Topological materials with extensive flat-band surface states

Abstract

Materials that have zero-energy flat band states on the surface may show surface superconductivity. Here we report a theoretical observation that a Hamiltonian describing a thin slab of topological nodal line semimetal, has zero energy eigenstate spanning the entire surface of the Brillouin zone under certain conditions, namely (i) the hopping amplitude of fermions in the direction of thickness is more than that in other directions (ii) the onsite energy should be less than some limiting value determined by the hopping probability. Our claim is substantiated by analytic and numerical approach. We also report new phase transitions in a region of parameter space and indicate that the Hamiltonian can also be realised by stacked layers described by a suitable Hamiltonian.

Figures (14)

• Figure 1: The phase diagram (at zero temperature) in $t-J$ plane. There are six phases, irrespective of whether we have open or closed boundary in the Z direction. Fig. 1a is for periodic boundary in X and Y direction and open boundary in Z direction. We show here the regions on the toroidal $k_x-k_y$ surface at which zero-energy states, localized at surfaces $n_z=1$ and $n_z=L_z$, appear.
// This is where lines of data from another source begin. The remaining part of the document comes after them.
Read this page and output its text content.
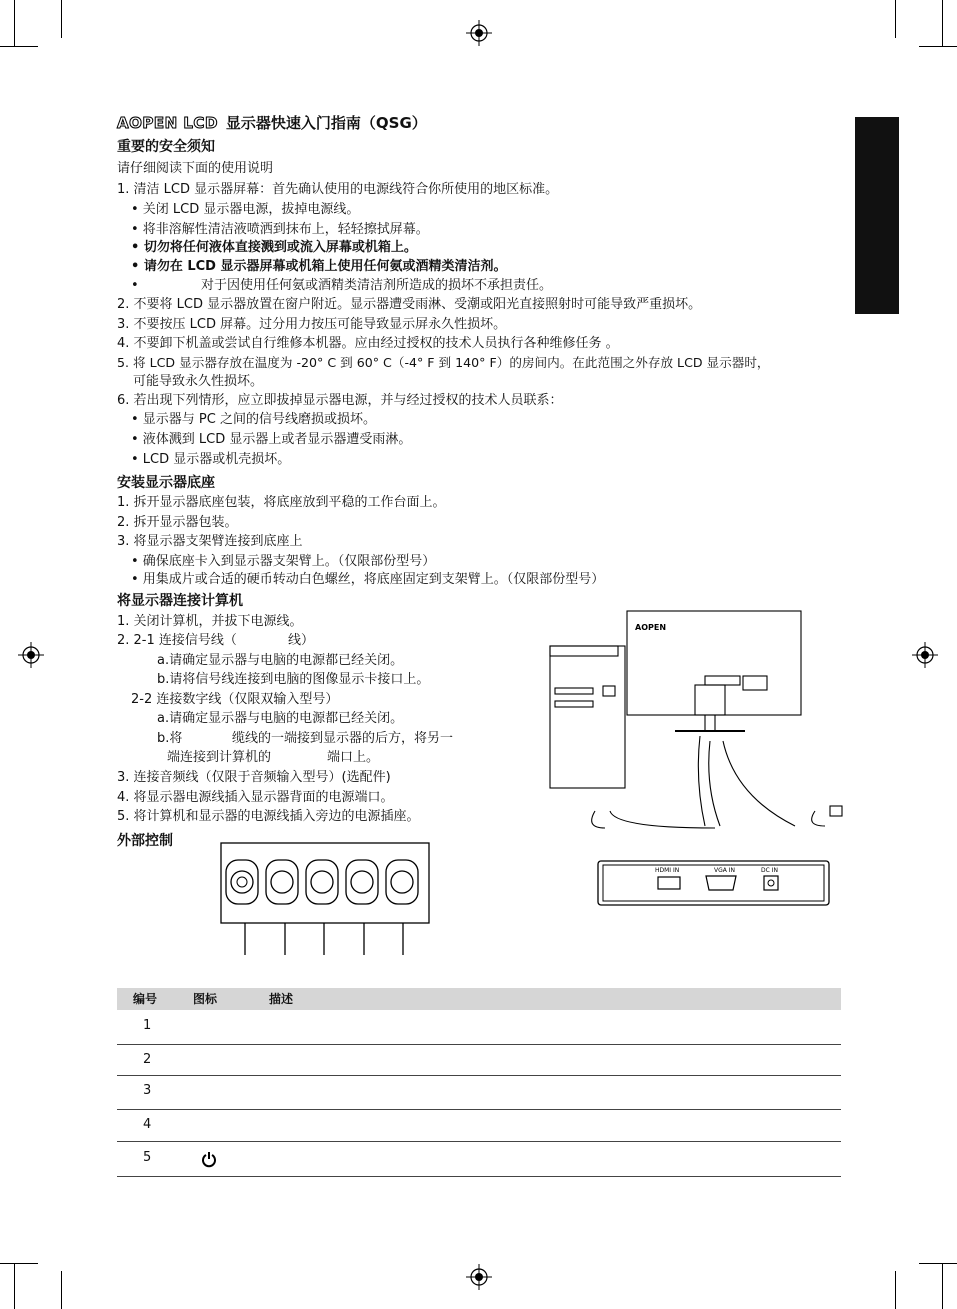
AOPEN LCD 显示器快速入门指南（QSG）
重要的安全须知
请仔细阅读下面的使用说明
1. 清洁 LCD 显示器屏幕：首先确认使用的电源线符合你所使用的地区标准。
• 关闭 LCD 显示器电源，拔掉电源线。
• 将非溶解性清洁液喷洒到抹布上，轻轻擦拭屏幕。
• 切勿将任何液体直接溅到或流入屏幕或机箱上。
• 请勿在 LCD 显示器屏幕或机箱上使用任何氨或酒精类清洁剂。
•	对于因使用任何氨或酒精类清洁剂所造成的损坏不承担责任。
2. 不要将 LCD 显示器放置在窗户附近。显示器遭受雨淋、受潮或阳光直接照射时可能导致严重损坏。
3. 不要按压 LCD 屏幕。过分用力按压可能导致显示屏永久性损坏。
4. 不要卸下机盖或尝试自行维修本机器。应由经过授权的技术人员执行各种维修任务 。
5. 将 LCD 显示器存放在温度为 -20° C 到 60° C（-4° F 到 140° F）的房间内。在此范围之外存放 LCD 显示器时，
可能导致永久性损坏。
6. 若出现下列情形，应立即拔掉显示器电源，并与经过授权的技术人员联系：
• 显示器与 PC 之间的信号线磨损或损坏。
• 液体溅到 LCD 显示器上或者显示器遭受雨淋。
• LCD 显示器或机壳损坏。
安装显示器底座
1. 拆开显示器底座包装，将底座放到平稳的工作台面上。
2. 拆开显示器包装。
3. 将显示器支架臂连接到底座上
• 确保底座卡入到显示器支架臂上。（仅限部份型号）
• 用集成片或合适的硬币转动白色螺丝，将底座固定到支架臂上。（仅限部份型号）
将显示器连接计算机
1. 关闭计算机，并拔下电源线。
2. 2-1 连接信号线（	线）
a.请确定显示器与电脑的电源都已经关闭。
b.请将信号线连接到电脑的图像显示卡接口上。
2-2 连接数字线（仅限双输入型号）
a.请确定显示器与电脑的电源都已经关闭。
b.将	缆线的一端接到显示器的后方，将另一
端连接到计算机的	端口上。
3. 连接音频线（仅限于音频输入型号）(选配件)
4. 将显示器电源线插入显示器背面的电源端口。
5. 将计算机和显示器的电源线插入旁边的电源插座。
外部控制
AOPEN
HDMI IN	VGA IN	DC IN
编号	图标	描述
1
2
3
4
5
Fig. 1b is for fully periodic boundaries. We show here the nodal lines (where the energy is zero) in the $k_x-k_y-k_z$ Brillouin zone. In both the figures, the nature of non-analyticity at the phase boundary is indicated by colour, dashed magenta corresponds to divergence of $\partial^3 E_0/\partial t^3$ and red, to a discontinuous change in the same quantity. (For computing the location of nodal lines we used $N=400^3$. For computing the surface states, we used $L_z=200$) Phase I: Topological insulator with zero-energy surface state ranging all over the $k_x-k_y$ plane. Phase II: Nodal line semimetal phase, with one nodal line, which touches $k_x-k_z$ and $k_y-k_z$ boundary surfaces. The zero-energy states form a multiply connected region, but the non-zero energy states form a simply connected region (a patch). Phase III: Another nodal line phase, but with two nodal lines, which touch all the surfaces. Both the zero-energy and non-zero-energy states form multiply connected regions. Phase IV: Two nodal lines in this phase touch only the $k_x-k_y$ boundary surfaces, but not the $k_x-k_z$ and $k_y-k_z$ surfaces. The non-zero-energy states form a multiply connected region, but the zero-energy states form two patches. Phase V: This phase contains only one nodal loop, which does not touch any boundary surface of the BZ. The non-zero-energy states form a multiply connected region, but the zero-energy states form one patch. Phase VI: This is a normal insulator phase without any node and zero-energy state on surface. The equations of critical lines separating a) II and V, III and IV is $J=1$, b) II and III, V and IV is $J-2t=-1$ c) I and II is $J+2t=1$ d) V and VI is $J-2t=1$
• Figure 2: Derivatives of ground state energy calculated from Eq. (\ref{['E_0(J,t)']}) for $t=1$ and $N=300^3$.
• Figure 3: The probability distribution of all the $E=0$ states vs $n_z$ in phase III(left) and phase V(right).
• Figure 4: Regions (coloured) for which the winding number is 1 on the $k_x$-$k_y$ plane with fully periodic boundaries. Note that for $J<1$, these states form a multiply connected region, and for $J>1$ they form one or more simply connected region(s). Also, these regions are the same as the regions for zero energy surface states in Fig. 1a under periodic boundary condition in XY plane.
• Figure 5: Dispersion relation for Phase I : The dispersion relations are calculated for $J=0.2$ and $t=0.2$ in (a),(b) and (c) . We have also added the plot of the dispersion relation over the whole $k_x-k_y$ plane in (d).